Dom sighed as he leaned on the doorframe, peering into the small, too-neat room.

He was getting too old for this.

Not that he'd give up the lump under the covers on the bottom bunk, or the lump in his throat at the sight. No, nothing would separate him in spirit from his charge, nothing on earth. That would take a power much higher than maximum flight altitude, and surely, after all they'd been through, that power wouldn't take this, too. Nah. He'd had his issues with the Almighty, he'd done his share of doubting and second-guessing what his internal instrument panel told him at times, of trying to alter the flight plan, of bucking for clearance from a tower that didn't seem to be talking back when he wanted it to, but they had an odd kind of understanding, he and the Navigator Upstairs, the kind of understanding that you could only really appreciate when you'd packed your life and your faith into a tin can with wings and had ridden the clouds and the light and the storms by the seat of your pants--they'd had their turbulence, their engine trouble and over-the-top Gs, but he had always walked, or at least limped, away from every landing and crash in his life, and he believed that, no matter how much blood two broken hearts were gushing or how deep the scars from this one would run in them, they would both walk away from this one, too, his boy and he. He still believed.
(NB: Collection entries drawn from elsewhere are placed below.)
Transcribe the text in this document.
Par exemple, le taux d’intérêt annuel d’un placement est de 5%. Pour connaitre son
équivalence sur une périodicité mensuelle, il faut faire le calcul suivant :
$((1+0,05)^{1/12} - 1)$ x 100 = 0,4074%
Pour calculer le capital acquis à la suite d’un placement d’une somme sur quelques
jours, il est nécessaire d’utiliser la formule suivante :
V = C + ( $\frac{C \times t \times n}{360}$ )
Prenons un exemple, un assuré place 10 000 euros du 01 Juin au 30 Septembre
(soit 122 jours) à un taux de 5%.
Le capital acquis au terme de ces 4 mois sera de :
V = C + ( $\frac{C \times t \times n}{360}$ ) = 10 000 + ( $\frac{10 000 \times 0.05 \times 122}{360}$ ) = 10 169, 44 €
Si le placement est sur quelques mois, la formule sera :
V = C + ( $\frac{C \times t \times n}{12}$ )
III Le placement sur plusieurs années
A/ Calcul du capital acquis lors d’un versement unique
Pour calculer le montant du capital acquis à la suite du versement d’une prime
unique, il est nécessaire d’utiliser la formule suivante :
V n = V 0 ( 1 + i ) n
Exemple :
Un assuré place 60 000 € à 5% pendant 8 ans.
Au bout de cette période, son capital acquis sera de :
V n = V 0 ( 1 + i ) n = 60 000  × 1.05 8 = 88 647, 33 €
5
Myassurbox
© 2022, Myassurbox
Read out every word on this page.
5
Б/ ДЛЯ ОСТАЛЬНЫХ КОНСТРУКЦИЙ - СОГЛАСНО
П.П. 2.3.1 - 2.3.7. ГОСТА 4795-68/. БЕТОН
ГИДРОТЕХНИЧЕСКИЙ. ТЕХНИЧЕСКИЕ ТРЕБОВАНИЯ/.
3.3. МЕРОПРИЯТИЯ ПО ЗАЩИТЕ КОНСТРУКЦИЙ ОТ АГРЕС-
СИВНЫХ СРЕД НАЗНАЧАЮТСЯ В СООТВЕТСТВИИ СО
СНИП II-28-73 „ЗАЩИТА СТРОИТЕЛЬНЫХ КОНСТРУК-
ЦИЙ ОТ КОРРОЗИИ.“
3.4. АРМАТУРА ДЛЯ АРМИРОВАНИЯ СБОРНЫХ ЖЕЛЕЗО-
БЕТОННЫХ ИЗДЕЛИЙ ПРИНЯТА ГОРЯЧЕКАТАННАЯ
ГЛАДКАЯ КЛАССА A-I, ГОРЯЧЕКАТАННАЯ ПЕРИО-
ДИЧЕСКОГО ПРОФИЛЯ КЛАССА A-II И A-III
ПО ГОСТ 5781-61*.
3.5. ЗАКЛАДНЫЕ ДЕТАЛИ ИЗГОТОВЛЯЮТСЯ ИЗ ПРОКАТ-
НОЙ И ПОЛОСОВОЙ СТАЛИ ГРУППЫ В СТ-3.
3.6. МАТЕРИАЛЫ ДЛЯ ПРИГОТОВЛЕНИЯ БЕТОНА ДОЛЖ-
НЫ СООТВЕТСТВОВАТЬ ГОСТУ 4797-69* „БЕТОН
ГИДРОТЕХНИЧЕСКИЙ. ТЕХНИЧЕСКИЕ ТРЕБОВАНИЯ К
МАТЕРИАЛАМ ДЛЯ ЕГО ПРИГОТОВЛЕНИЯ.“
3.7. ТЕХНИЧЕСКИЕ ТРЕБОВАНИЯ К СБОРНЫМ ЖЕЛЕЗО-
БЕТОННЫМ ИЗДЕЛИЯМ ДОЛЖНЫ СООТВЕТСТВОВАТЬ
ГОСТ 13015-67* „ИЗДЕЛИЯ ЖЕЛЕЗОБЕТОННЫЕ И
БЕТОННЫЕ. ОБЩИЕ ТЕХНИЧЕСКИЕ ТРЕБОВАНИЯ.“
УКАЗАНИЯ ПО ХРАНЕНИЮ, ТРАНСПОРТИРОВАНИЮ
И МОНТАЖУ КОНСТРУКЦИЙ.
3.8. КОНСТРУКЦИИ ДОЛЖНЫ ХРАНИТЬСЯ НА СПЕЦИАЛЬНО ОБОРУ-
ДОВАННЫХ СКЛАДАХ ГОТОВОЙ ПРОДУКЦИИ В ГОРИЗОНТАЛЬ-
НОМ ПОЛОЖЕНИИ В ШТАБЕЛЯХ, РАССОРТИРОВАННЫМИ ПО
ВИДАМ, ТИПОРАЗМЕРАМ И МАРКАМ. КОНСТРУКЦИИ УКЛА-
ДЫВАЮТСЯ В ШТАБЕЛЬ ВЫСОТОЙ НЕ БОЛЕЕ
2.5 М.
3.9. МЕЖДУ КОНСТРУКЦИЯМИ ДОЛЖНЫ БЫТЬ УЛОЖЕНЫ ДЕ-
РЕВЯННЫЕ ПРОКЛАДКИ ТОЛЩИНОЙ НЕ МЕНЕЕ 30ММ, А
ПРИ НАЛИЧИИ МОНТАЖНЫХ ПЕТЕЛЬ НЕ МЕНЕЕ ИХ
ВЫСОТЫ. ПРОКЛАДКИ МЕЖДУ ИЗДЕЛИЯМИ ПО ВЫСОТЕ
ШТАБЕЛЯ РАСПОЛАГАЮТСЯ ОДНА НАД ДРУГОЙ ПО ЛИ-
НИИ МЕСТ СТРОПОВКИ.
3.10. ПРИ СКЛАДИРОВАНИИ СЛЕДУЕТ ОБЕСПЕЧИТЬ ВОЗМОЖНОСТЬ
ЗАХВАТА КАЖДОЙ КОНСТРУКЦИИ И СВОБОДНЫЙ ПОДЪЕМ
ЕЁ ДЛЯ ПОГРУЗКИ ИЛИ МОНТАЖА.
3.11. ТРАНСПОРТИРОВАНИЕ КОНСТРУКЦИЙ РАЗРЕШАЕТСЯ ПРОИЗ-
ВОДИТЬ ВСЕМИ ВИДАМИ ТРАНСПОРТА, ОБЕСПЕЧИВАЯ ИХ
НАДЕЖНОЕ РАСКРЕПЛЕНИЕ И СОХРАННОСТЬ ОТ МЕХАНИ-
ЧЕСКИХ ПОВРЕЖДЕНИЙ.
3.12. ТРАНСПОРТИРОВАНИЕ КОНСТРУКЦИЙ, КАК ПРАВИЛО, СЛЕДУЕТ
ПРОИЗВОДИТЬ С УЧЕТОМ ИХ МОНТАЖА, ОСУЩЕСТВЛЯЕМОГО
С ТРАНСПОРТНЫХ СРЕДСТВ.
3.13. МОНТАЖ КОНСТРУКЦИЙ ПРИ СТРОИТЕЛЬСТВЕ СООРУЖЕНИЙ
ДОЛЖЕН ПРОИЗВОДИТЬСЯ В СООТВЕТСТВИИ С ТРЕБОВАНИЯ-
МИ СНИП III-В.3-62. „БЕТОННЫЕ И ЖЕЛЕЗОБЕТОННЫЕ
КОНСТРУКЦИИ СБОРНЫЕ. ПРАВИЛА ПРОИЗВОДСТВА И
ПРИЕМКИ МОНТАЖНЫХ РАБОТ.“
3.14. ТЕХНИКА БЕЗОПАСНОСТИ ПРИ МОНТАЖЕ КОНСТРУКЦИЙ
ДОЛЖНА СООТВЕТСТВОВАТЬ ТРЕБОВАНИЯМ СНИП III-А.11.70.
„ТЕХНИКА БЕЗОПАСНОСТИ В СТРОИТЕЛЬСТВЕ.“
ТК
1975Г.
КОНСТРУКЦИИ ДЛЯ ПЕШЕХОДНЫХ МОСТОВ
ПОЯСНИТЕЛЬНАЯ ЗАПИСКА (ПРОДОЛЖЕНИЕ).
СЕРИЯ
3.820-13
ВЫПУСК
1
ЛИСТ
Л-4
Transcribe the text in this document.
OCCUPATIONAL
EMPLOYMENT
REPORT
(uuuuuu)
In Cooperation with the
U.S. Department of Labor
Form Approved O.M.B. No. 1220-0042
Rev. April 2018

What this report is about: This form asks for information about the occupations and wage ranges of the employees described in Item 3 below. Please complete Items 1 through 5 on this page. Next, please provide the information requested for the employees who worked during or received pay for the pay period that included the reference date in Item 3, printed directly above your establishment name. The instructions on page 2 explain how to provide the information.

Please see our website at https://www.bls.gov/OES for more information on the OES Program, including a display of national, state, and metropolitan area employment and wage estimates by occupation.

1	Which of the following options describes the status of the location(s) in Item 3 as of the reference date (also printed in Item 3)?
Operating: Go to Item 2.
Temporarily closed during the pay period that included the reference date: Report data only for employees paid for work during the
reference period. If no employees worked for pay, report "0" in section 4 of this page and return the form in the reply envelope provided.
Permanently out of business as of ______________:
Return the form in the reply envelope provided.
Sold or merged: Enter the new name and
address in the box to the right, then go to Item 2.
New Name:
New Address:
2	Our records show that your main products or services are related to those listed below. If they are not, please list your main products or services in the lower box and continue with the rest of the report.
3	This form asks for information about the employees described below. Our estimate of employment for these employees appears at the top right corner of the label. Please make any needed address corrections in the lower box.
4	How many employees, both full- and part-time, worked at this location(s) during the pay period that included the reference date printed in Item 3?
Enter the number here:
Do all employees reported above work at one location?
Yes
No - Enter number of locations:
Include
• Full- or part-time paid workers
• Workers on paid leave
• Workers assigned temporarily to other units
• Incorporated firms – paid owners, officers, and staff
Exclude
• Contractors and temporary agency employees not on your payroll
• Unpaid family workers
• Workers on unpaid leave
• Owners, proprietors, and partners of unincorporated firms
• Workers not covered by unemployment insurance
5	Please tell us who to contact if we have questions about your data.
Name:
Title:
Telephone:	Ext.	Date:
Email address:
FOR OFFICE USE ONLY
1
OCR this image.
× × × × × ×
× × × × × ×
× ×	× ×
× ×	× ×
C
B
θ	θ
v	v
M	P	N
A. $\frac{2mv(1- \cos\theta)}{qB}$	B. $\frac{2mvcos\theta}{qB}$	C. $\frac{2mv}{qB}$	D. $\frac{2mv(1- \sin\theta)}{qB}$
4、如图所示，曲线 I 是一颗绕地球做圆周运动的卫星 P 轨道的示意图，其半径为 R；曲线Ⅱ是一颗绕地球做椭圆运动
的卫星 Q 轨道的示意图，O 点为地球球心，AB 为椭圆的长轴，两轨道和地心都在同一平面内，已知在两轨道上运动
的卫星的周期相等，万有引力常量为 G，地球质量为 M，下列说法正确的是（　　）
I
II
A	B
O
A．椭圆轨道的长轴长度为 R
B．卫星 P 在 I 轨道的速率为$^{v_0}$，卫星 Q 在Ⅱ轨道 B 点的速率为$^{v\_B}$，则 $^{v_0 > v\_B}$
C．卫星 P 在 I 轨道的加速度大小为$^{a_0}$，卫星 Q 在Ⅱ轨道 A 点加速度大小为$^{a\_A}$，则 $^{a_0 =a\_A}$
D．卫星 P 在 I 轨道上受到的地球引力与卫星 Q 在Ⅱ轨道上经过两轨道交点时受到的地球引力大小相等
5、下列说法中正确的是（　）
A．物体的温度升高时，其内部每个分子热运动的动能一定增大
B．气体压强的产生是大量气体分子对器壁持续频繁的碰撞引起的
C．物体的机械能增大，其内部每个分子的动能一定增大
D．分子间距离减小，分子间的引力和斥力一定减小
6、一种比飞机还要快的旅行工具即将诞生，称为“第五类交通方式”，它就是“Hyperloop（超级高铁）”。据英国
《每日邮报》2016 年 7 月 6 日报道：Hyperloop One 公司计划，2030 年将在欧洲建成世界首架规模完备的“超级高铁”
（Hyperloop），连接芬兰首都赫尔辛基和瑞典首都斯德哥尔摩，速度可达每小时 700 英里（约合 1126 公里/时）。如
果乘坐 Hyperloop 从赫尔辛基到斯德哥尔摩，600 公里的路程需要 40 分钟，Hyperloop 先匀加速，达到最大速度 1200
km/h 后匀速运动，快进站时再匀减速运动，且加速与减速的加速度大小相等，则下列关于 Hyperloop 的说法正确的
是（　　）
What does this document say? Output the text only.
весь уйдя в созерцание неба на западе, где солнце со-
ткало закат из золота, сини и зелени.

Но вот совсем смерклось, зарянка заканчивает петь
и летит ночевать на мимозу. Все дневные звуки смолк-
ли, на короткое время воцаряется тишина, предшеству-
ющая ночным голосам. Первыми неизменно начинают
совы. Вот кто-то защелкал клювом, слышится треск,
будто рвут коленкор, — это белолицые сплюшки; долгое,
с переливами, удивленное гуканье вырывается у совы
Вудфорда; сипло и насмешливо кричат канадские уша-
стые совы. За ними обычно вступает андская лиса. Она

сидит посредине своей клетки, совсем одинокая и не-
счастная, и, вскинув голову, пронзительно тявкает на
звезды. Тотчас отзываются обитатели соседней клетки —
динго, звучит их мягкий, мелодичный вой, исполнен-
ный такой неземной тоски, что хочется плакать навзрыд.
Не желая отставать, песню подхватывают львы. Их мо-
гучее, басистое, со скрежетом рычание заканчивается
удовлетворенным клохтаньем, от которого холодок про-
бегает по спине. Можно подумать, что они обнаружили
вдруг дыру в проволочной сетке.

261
He had to. Without that belief, he was flying blind, because he didn't have a read on this one, not really, and his old, tired eyes weren't seeing so well through the smoke and blood of war these days.

War.

The one in the jungle.

The one right here in his own home.

That lump shouldn't be down there; it belonged on the upper bunk, where it had been for six short years a war ago.

He almost chuckled to himself, remembering that fight--after the funeral, when everything had still been so fundamentally wrong, he'd stalled as long as possible to let them adjust to the idea and to say goodbye as the house had been packed up and put on the market, and then he'd brought them home, to his home, steeling himself for more of the wrongness; he'd left them in this room, retreating to his own for a steadying breath, only to come pounding back down the short hallway, alarmed at the squawks and thunks he was hearing, to find that they were bickering over the top bunk. He'd stayed out of their conflict, and hadn't been too surprised when Sinjin had finally given in 'just to get the little twerp to shut up.' Though Dom hadn't much tolerated fighting between them before or after that, thinking that there was more than enough of that in the world and that he wouldn't have more of it in his house, whether the boys were his guests for an afternoon or the only things his oldest and truest friend could've left him that could ever mean anything, he hadn't touched this one, and in fact, he remembered it with a certain bittersweet affection--it was the first time in weeks that he saw a glimpse of the boys behind the grief, the first time that he'd really believed that they all might be alright, these wounded hawklings and he.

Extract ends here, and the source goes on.